I remember the very first American Rental Association trade show I attended back in 1990. I don't recall specifically what city it was in or what the attendance was like but it seemed to be a bit below the expectations of some of the manufacturers. One of my assignments was to go around and ask vendors how the show was, and after about a half dozen responses that the attendance was less than hoped for but the quality of interest was good, recited in kind of a politically correct smiling tone, I was getting bored until I came to an aerial booth and was introduced to a dark-haired man who shook my hand with a bored smirk and told me the show was, well, it was a four-letter word our editorial policy prevents me from printing. He went on to add that the show organizers at that time had their collective heads in a place I can't mention.
After a couple of minutes of this, Frank Scarborough then asked me how I was, invited me to sit down and for the next 15 or 20 minutes taught me a lot about the aerial rental industry that I would come to find fascinating over the years. I soon learned that Frank was far from the dour, negative person he seemed at the beginning of that conversation, but was a warm, gracious and hospitable individual who generally lived up to his first name, never being afraid to tell it like he felt it. His first name described his nature well — he was frank, candid and not afraid to be critical of things he felt were wrong. He wrote a number of guest columns for RER over the years — some under the moniker of “Frankly Speaking” — and he wasn't afraid to be critical of people and companies and trends in the industry he didn't agree with. One of the things I learned about Frank was that he was just as likely to turn the criticism on himself.

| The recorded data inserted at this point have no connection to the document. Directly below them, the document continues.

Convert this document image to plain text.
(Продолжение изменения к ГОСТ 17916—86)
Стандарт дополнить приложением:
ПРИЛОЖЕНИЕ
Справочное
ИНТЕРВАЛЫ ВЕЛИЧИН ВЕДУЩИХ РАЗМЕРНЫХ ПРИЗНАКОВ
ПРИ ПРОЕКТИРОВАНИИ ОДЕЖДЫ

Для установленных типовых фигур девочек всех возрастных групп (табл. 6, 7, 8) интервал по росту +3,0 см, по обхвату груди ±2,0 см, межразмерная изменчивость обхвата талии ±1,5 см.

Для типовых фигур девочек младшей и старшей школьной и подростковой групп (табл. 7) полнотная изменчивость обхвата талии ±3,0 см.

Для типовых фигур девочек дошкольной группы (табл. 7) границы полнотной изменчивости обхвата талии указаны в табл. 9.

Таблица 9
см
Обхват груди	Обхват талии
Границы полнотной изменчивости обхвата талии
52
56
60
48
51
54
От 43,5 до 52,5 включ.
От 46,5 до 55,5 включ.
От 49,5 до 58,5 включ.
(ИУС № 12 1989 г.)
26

When I learned, much to my surprise, that Frank died last week of a massive stroke at the too-young age of 62 -- please see our obit at http://rermag.com/trends_analysis/headlinenews/aerial-executive-frank-scarborough-dies-070910/-- a lot of memories came back. Sitting and drinking a beer with him after touring UpRight's Selma, Calif., factory in 100-degree heat. Later touring Snorkel's plant in Elwood, Kan., after he almost single-handedly resurrected that company when it had been left on the scrap heap, I remember how proud he was of its resumed growth. Gaining the backing of local businessman Al Havlin and bringing back Snorkel stalwarts Bob Buehler and others, Scarborough was proud of the fact that they were supporting the long-running Snorkel brand and bringing back a lot of people to work in a small community that didn't have a lot of other employment options.

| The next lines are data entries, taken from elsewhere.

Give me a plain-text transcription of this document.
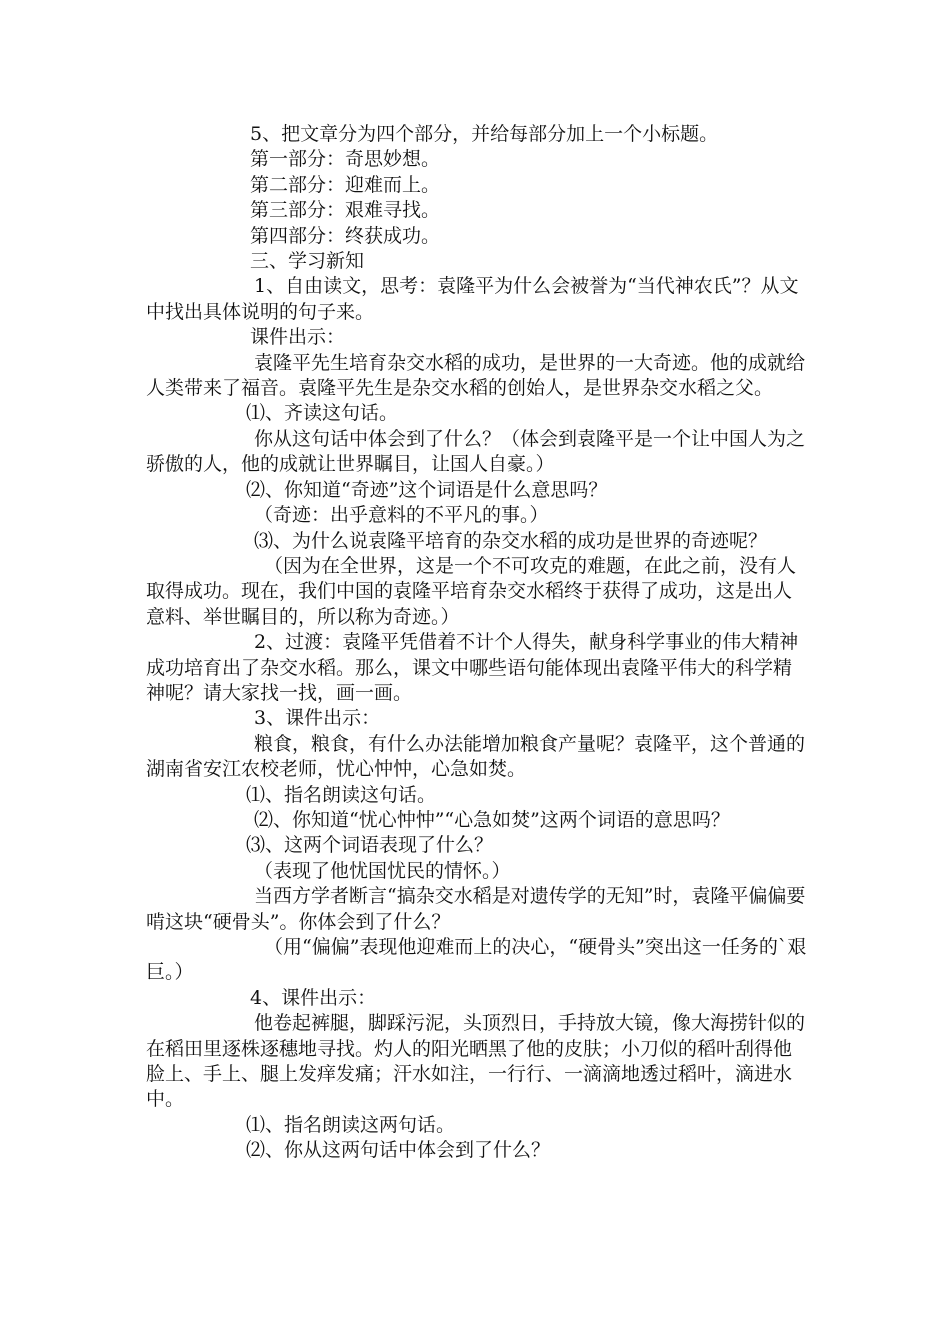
5、把文章分为四个部分，并给每部分加上一个小标题。

第一部分：奇思妙想。

第二部分：迎难而上。

第三部分：艰难寻找。

第四部分：终获成功。

三、学习新知

1、自由读文，思考：袁隆平为什么会被誉为“当代神农氏”？从文中找出具体说明的句子来。

课件出示：

袁隆平先生培育杂交水稻的成功，是世界的一大奇迹。他的成就给人类带来了福音。袁隆平先生是杂交水稻的创始人，是世界杂交水稻之父。

⑴、齐读这句话。

你从这句话中体会到了什么？（体会到袁隆平是一个让中国人为之骄傲的人，他的成就让世界瞩目，让国人自豪。）

⑵、你知道“奇迹”这个词语是什么意思吗？

（奇迹：出乎意料的不平凡的事。）

⑶、为什么说袁隆平培育的杂交水稻的成功是世界的奇迹呢？

（因为在全世界，这是一个不可攻克的难题，在此之前，没有人取得成功。现在，我们中国的袁隆平培育杂交水稻终于获得了成功，这是出人意料、举世瞩目的，所以称为奇迹。）

2、过渡：袁隆平凭借着不计个人得失，献身科学事业的伟大精神成功培育出了杂交水稻。那么，课文中哪些语句能体现出袁隆平伟大的科学精神呢？请大家找一找，画一画。

3、课件出示：

粮食，粮食，有什么办法能增加粮食产量呢？袁隆平，这个普通的湖南省安江农校老师，忧心忡忡，心急如焚。

⑴、指名朗读这句话。

⑵、你知道“忧心忡忡”“心急如焚”这两个词语的意思吗？

⑶、这两个词语表现了什么？

（表现了他忧国忧民的情怀。）

当西方学者断言“搞杂交水稻是对遗传学的无知”时，袁隆平偏偏要啃这块“硬骨头”。你体会到了什么？

（用“偏偏”表现他迎难而上的决心，“硬骨头”突出这一任务的`艰巨。）

4、课件出示：

他卷起裤腿，脚踩污泥，头顶烈日，手持放大镜，像大海捞针似的在稻田里逐株逐穗地寻找。灼人的阳光晒黑了他的皮肤；小刀似的稻叶刮得他脸上、手上、腿上发痒发痛；汗水如注，一行行、一滴滴地透过稻叶，滴进水中。

⑴、指名朗读这两句话。

⑵、你从这两句话中体会到了什么？
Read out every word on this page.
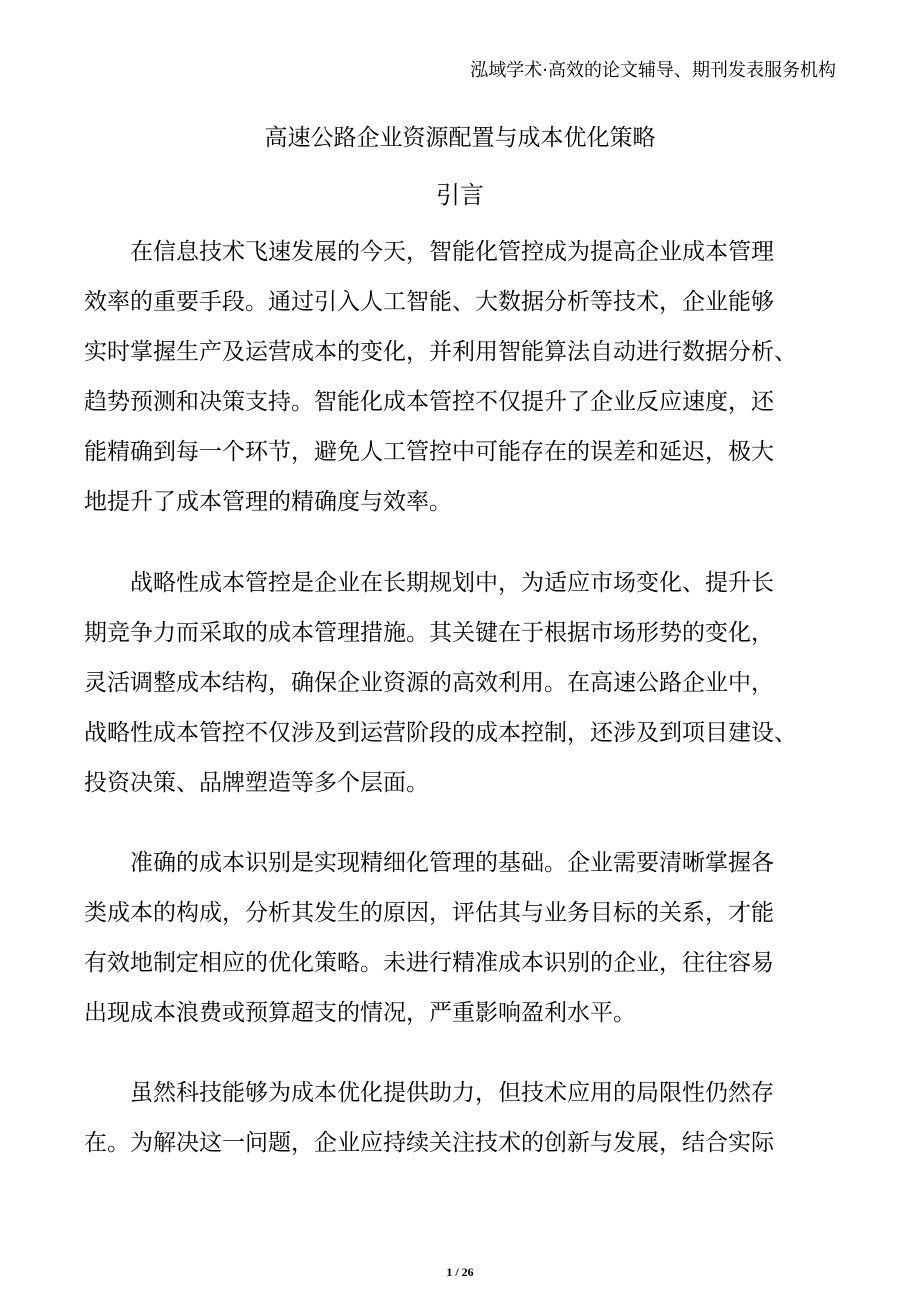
泓域学术·高效的论文辅导、期刊发表服务机构
高速公路企业资源配置与成本优化策略
引言
在信息技术飞速发展的今天，智能化管控成为提高企业成本管理
效率的重要手段。通过引入人工智能、大数据分析等技术，企业能够
实时掌握生产及运营成本的变化，并利用智能算法自动进行数据分析、
趋势预测和决策支持。智能化成本管控不仅提升了企业反应速度，还
能精确到每一个环节，避免人工管控中可能存在的误差和延迟，极大
地提升了成本管理的精确度与效率。
战略性成本管控是企业在长期规划中，为适应市场变化、提升长
期竞争力而采取的成本管理措施。其关键在于根据市场形势的变化，
灵活调整成本结构，确保企业资源的高效利用。在高速公路企业中，
战略性成本管控不仅涉及到运营阶段的成本控制，还涉及到项目建设、
投资决策、品牌塑造等多个层面。
准确的成本识别是实现精细化管理的基础。企业需要清晰掌握各
类成本的构成，分析其发生的原因，评估其与业务目标的关系，才能
有效地制定相应的优化策略。未进行精准成本识别的企业，往往容易
出现成本浪费或预算超支的情况，严重影响盈利水平。
虽然科技能够为成本优化提供助力，但技术应用的局限性仍然存
在。为解决这一问题，企业应持续关注技术的创新与发展，结合实际
1 / 26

My bet is that if Frank read this he would tell me I'm giving him way too much credit and that he was just in it because he had to do something for a living, right? Say whatever you want, Frank. A lot of people remember you and will miss your crusty, candid New York voice, and the fact you'd go a long way to make sure your customers were taken care of properly. They broke the mold when they made this guy and a lot of people will miss him.